The authors use few-shot prompting to evaluate the performance of Llama 3.3 70B on chemical weapons tasks using prompt-output pairs from Claude 3.5 Sonnet. Results show that increasing the number of shots leads to modest improvements in performance, with the best anchored comparison APGR of 17.5% achieved at 20 shots, but the gains are weak and do not scale consistently.

The authors use a stacked bar chart to compare the self-consistency of different large language models when evaluating the same response pairs. The chart shows that Gemini 2.5 Pro and Llama 4 Maverick achieve the highest levels of agreement, with the majority of their evaluations falling into the "Full Agreement" and "Partial Agreement" categories. In contrast, Claude 3.5 Sonnet and Gemini 2.0 Flash show lower consistency, with a larger proportion of their evaluations categorized as "Minor Disagreement" or "Major Disagreement."

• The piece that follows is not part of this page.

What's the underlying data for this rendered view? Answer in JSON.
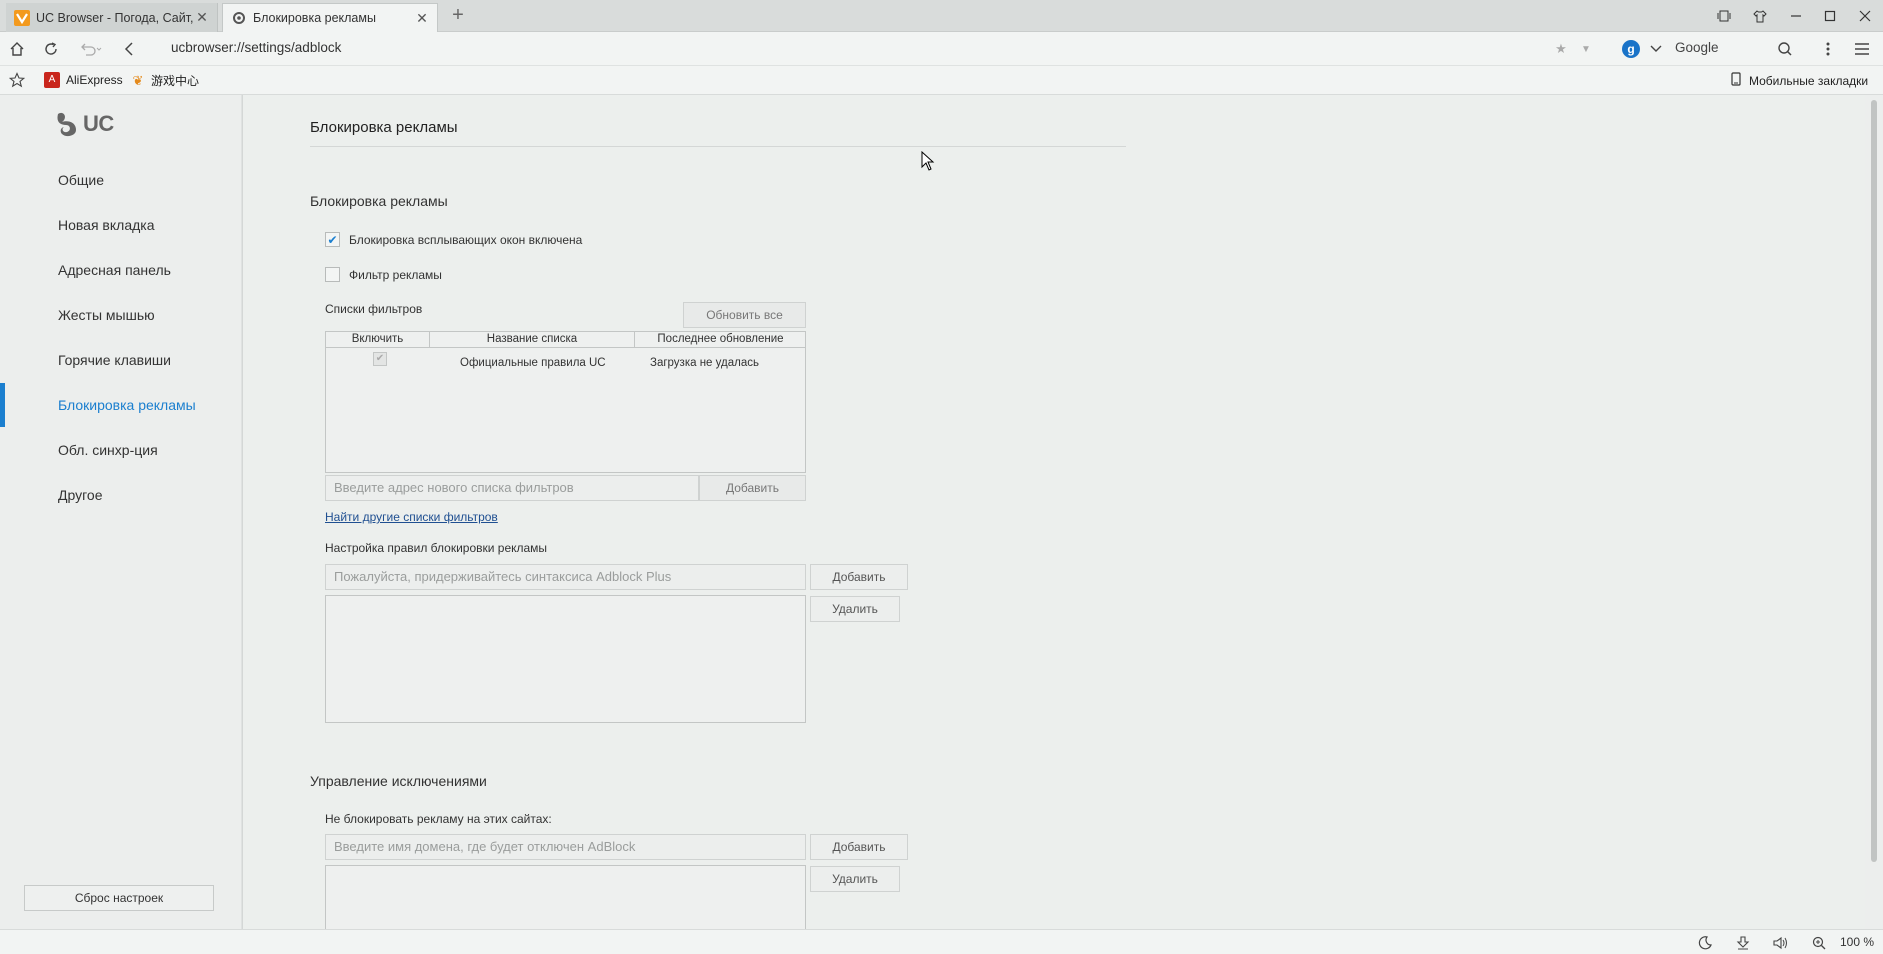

The authors use elicitation attacks to fine-tune open-source models on outputs from a frontier model, achieving substantial performance gap recovery on chemical weapons tasks. Results show that fine-tuning on frontier model outputs consistently outperforms both textbook-only and weak-only baselines across all models and evaluation metrics, with the largest uplift observed for Llama 3.3 70B.

The authors use a fine-tuned Llama 3.3 70B model to evaluate the performance of elicitation attacks on specific chemical synthesis tasks, measuring the recovery of the performance gap between the weak model and a frontier model. Results show that the model's performance varies significantly across tasks and subgoals, with the highest recovery observed for Task 3 (39.3 ± 14.3) and Task 6 (43.7 ± 18.6), while Task 7 shows a lower recovery rate (4.0 ± 3.1) for Subgoal 1.

The authors use a rubric evaluation to assess model responses on chemical tasks, measuring the presence of technical keywords. The data shows that longer responses from both Llama 3.3 70B and Claude 3.5 Sonnet generally achieve higher rubric scores, with a positive correlation between response length and score across all queries. The relationship is statistically significant in most cases, as indicated by the regression lines and R² values, suggesting that response length is a confounding factor in rubric-based evaluations.